After this latest move, we found stability remarkably quickly.  After less than two months, it seems as if we have been here forever.  This is partly due to the fact that we lived in this community only 9 months prior to this return, barely giving people the chance to miss us, and we were welcomed back with open arms.  This is also partly due to the fact that we know how to move - we have honed the fine art of chatting with new people and accepting all invitations and quickly getting involved.

But I'd like to give our family some more credit than this.  I think making such a quick transition has shown that we are essentially the same people no matter where we are.

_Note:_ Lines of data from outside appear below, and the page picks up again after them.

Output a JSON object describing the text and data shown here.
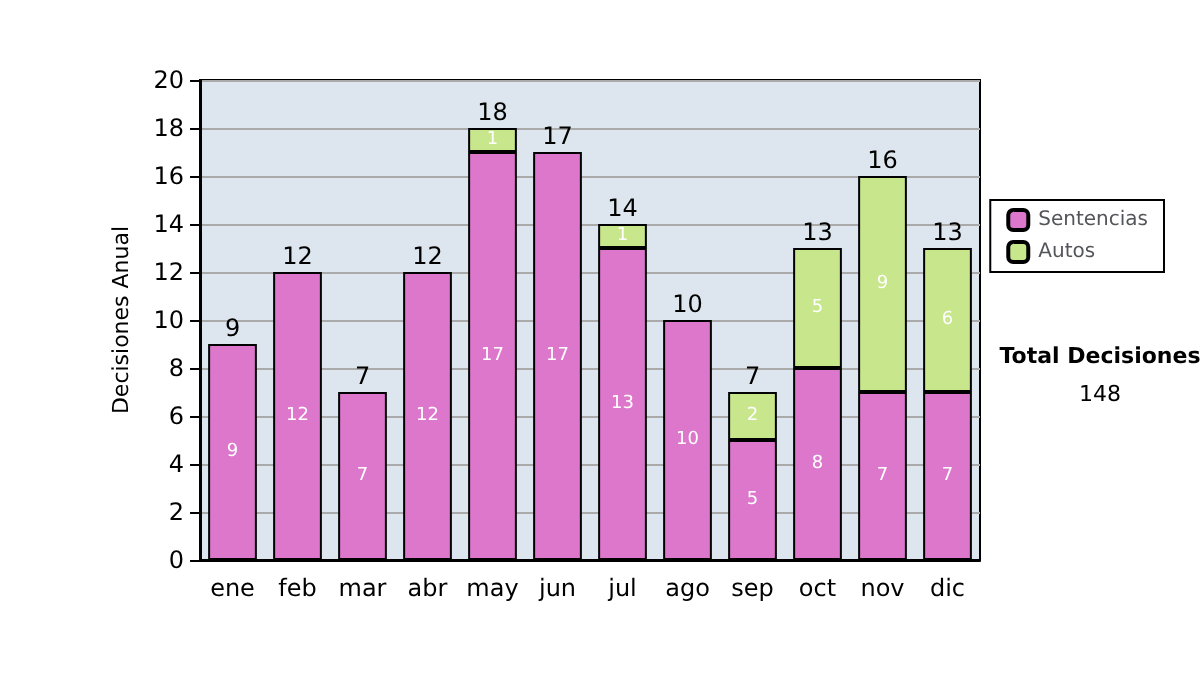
{
  "chart_data": {
    "type": "bar",
    "stacked": true,
    "ylabel": "Decisiones Anual",
    "categories": [
      "ene",
      "feb",
      "mar",
      "abr",
      "may",
      "jun",
      "jul",
      "ago",
      "sep",
      "oct",
      "nov",
      "dic"
    ],
    "series": [
      {
        "name": "Sentencias",
        "color": "#dd77cc",
        "values": [
          9,
          12,
          7,
          12,
          17,
          17,
          13,
          10,
          5,
          8,
          7,
          7
        ]
      },
      {
        "name": "Autos",
        "color": "#c8e68c",
        "values": [
          null,
          null,
          null,
          null,
          1,
          null,
          1,
          null,
          2,
          5,
          9,
          6
        ]
      }
    ],
    "totals": [
      "9",
      "12",
      "7",
      "12",
      "18",
      "17",
      "14",
      "10",
      "7",
      "13",
      "16",
      "13"
    ],
    "data_labels": true,
    "ylim": [
      0,
      20
    ],
    "yticks": [
      0,
      2,
      4,
      6,
      8,
      10,
      12,
      14,
      16,
      18,
      20
    ],
    "grid": "y",
    "legend": "right",
    "annotations": [
      "Total Decisiones",
      "148"
    ]
  }
}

In the midst of our craziness and our turmoil, our priorities and our routines stayed essentially the same.  Our immediate family was always the highest priority, as it should have been - Dave and I cared for our family's basic needs for food and shelter and school, both now and in the immediate future - and this took quite a bit of our time.  But we saw a few other stays and essentials stand strong.

Our routines followed through, no doubt carried back by our children.  Bedtime and morning each had their own chores and no one considered dropping them.  Personal responsibility looked the same here as it had before.  We had movie night every Sunday night, with an enjoyable new rotation of pizzas until we restocked the kitchen enough to make ours homemade again.  School looked the same, as it would.  But time out of school looked the same as well, spent in parks and libraries and museums, or spent reading books and playing simple imagination games with whatever was handy.

Sunday mornings saw the same routines as well, with us transferring quickly from a much-loved church community in Caracas to much-loved Sunday programs.  We always attend on church on Sunday mornings.  Sometimes we attend thoughtlessly, because it is what we do.  Sometimes we attend begrudgingly, sometimes only because we prioritize living and worshiping with others.  And sometimes we attend because we have responsibility and friendships and a strong desire to worship God in community.  But always we attend on Sunday mornings.  And this is where this entire concept became so stark to me.  On Tuesday, we were in Caracas and on Thursday we were in Washington and different things happened and life simply propelled us forward, but on Sunday morning we were back in church, as we had been the Sunday before and the Sunday before that.  Its just that the church itself had changed, which made the worship service an emotional time for me each week. 

In a large and well-planned move, you begin stepping out of your normal life at least a few weeks (if not a few months) before you actually leave; and you take as much time to enter into your new life as well, feeling out place and people and redefining yourself in a new space.  But with such a quick departure, we had no time to withdraw.  And returning to a known place for such a short timeframe, we have no time to redefine ourselves. 

And so a few weeks after learning we would no longer live in Caracas, we fully lived in Arlington.  Because life in one place is not actually so different from life in another.